Dès le Moyen-âge, l’hôtel de ville appelé la maison aux piliers, était le lieu de réunion de la municipalité parisienne, le corps de ville, et de ses échevins issus de la corporation des marchands ayant le privilège des transports fluviaux, avec à leur tête le prévôt des marchands.  Devant le bâtiment, la place de Grève, descendait vers la Seine. C’était le port de Paris qui assurait l’approvisionnement, en bois, en céréales, en vin, où les journaliers attendaient l’embauche, l’endroit le plus animé, où s’échangeaient nouvelles et rumeurs. La construction d’un quai en 1675, donna à la place la physionomie qu’elle devait garder jusqu’aux travaux du milieu de XIXe siècle. Vie quotidienne et événements exceptionnels s’y mêlaient. C’était sur la place de Grève qu’eurent lieu les exécutions capitales les plus importantes de l’Ancien régime : celles des guerres de religions, celles des régicides, Ravaillac puis Damien, de Cartouche et de sa bande. Le pilori y était dressé en permanence. Sur la place étaient aussi organisées les réjouissances populaires : feux de la Saint-Jean, réception des souverains… A partir de 1789 le rôle politique du lieu s’accentua ; en 1792 la guillotine y fut dressée, les journées de thermidor an II y causèrent la chute de Robespierre et de ses partisans. En 1803, la place  prit le nom de place de l’Hôtel de Ville.

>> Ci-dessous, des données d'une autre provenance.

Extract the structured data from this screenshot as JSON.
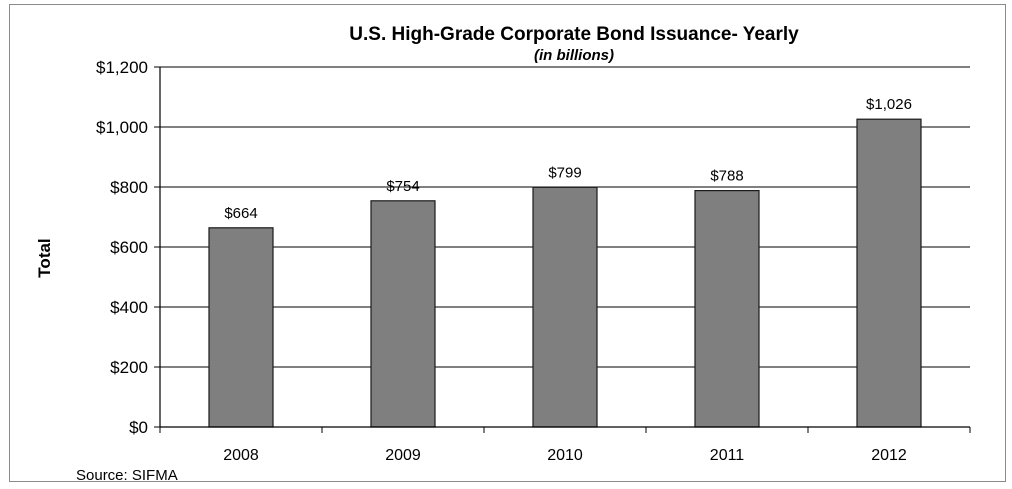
{
  "chart_data": {
    "type": "bar",
    "title": "U.S. High-Grade Corporate Bond Issuance- Yearly",
    "subtitle": "(in billions)",
    "xlabel": "",
    "ylabel": "Total",
    "categories": [
      "2008",
      "2009",
      "2010",
      "2011",
      "2012"
    ],
    "values": [
      664,
      754,
      799,
      788,
      1026
    ],
    "data_labels": [
      "$664",
      "$754",
      "$799",
      "$788",
      "$1,026"
    ],
    "ylim": [
      0,
      1200
    ],
    "yticks": [
      0,
      200,
      400,
      600,
      800,
      1000,
      1200
    ],
    "ytick_labels": [
      "$0",
      "$200",
      "$400",
      "$600",
      "$800",
      "$1,000",
      "$1,200"
    ],
    "grid": true,
    "legend": "none",
    "source": "Source: SIFMA",
    "colors": {
      "bar_fill": "#7f7f7f",
      "bar_stroke": "#1a1a1a",
      "grid": "#000000",
      "axis": "#000000"
    }
  }
}
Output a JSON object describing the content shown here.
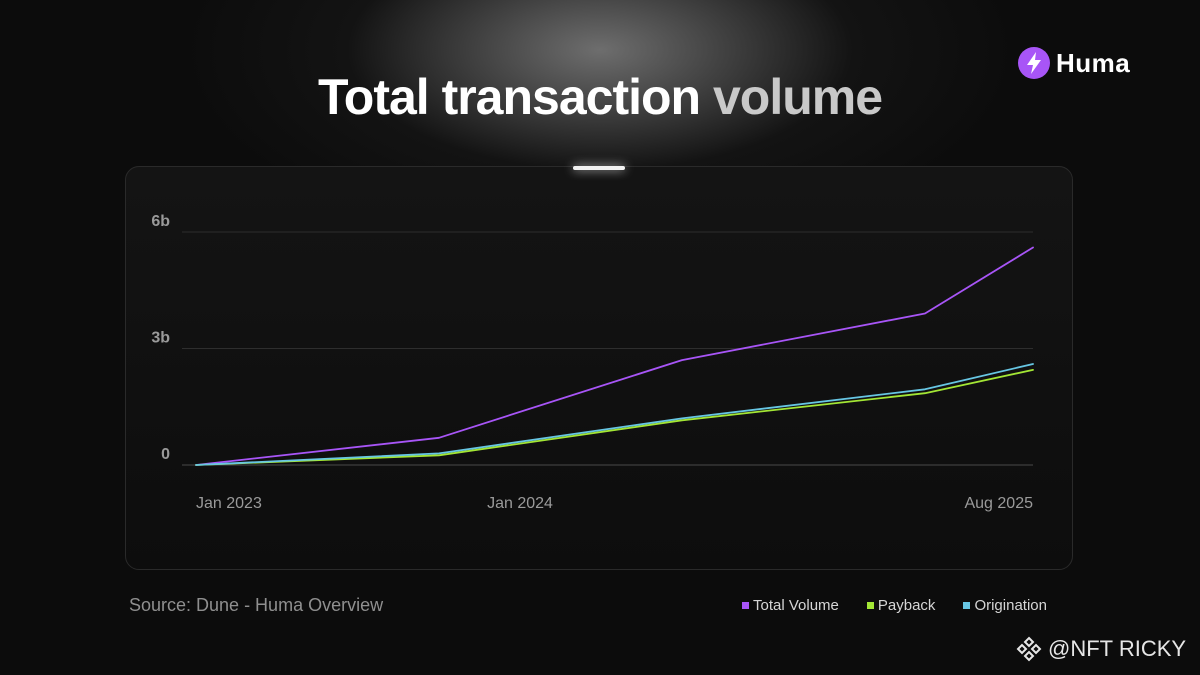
{
  "header": {
    "title_part1": "Total transaction",
    "title_part2": " volume",
    "logo_text": "Huma",
    "logo_color": "#a855f7"
  },
  "footer": {
    "source": "Source: Dune - Huma Overview",
    "watermark": "@NFT RICKY"
  },
  "chart_data": {
    "type": "line",
    "x": [
      "2023-01",
      "2023-10",
      "2024-07",
      "2025-04",
      "2025-08"
    ],
    "xtick_labels": [
      "Jan 2023",
      "Jan 2024",
      "Aug 2025"
    ],
    "xtick_values": [
      "2023-01",
      "2024-01",
      "2025-08"
    ],
    "ytick_labels": [
      "0",
      "3b",
      "6b"
    ],
    "ytick_values": [
      0,
      3,
      6
    ],
    "ylim": [
      0,
      6
    ],
    "grid": true,
    "legend": "bottom-right",
    "series": [
      {
        "name": "Total Volume",
        "color": "#a855f7",
        "values": [
          0.0,
          0.7,
          2.7,
          3.9,
          5.6
        ]
      },
      {
        "name": "Payback",
        "color": "#a3e635",
        "values": [
          0.0,
          0.25,
          1.15,
          1.85,
          2.45
        ]
      },
      {
        "name": "Origination",
        "color": "#67c6e3",
        "values": [
          0.0,
          0.3,
          1.2,
          1.95,
          2.6
        ]
      }
    ]
  }
}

En 1830, l’Hôtel de Ville était encore celui construit par le Boccador à partir de 1533 et dont le chantier allait durer jusqu’au XVIIè siècle. Les 27, 28 et 29 juillet 1830, les Trois Glorieuses, après trois jours d’insurrection parisienne contre le gouvernement réactionnaire de Charles X, le roi abdiquait ; Louis-Philippe, duc d’Orléans, soutenu par les libéraux dont La Fayette, fut proclamé lieutenant-général du royaume le 31 juillet, avant de devenir Louis-Philippe 1er, roi des Français

En 1833, Pierre Foulley, ancien soldat de l’empire, et capitaine de la Garde nationale, entrepris de représenter l’arrivée du duc d’Orléans à l’Hôtel de Ville où La Fayette lui remit le drapeau tricolore, par un grand plan en relief de près de 3 mètres de profondeur, à l’échelle 1/83°, en bois polychrome, verre et étoffes. Prise du quai, la place est une scène de théâtre dont nous sommes les spectateurs. Des centaines de personnages, en sont  les témoins. Louis-Philippe à cheval avec son escorte, les deux chaises à porteurs dans lesquelles se trouvent Benjamin Constant et le banquier Laffitte, artisans avec Thiers de son accession au pouvoir, la garde nationale, les curieux à toutes les fenêtres des maisons, sont vues par l’œil du témoin que fut Foulley. Au fond de la place on aperçoit la tourelle gothique décrite par Victor Hugo dans Notre Dame de Paris. S’y ajoutent les nombreux commerces et les couleurs du Paris d’autrefois.

En 1863, l’auteur fit don de la maquette à Napoléon III, qui la déposa dans la galerie des plans en relief du musée de l’armée. Elle fut cédée au musée Carnavalet en 1907.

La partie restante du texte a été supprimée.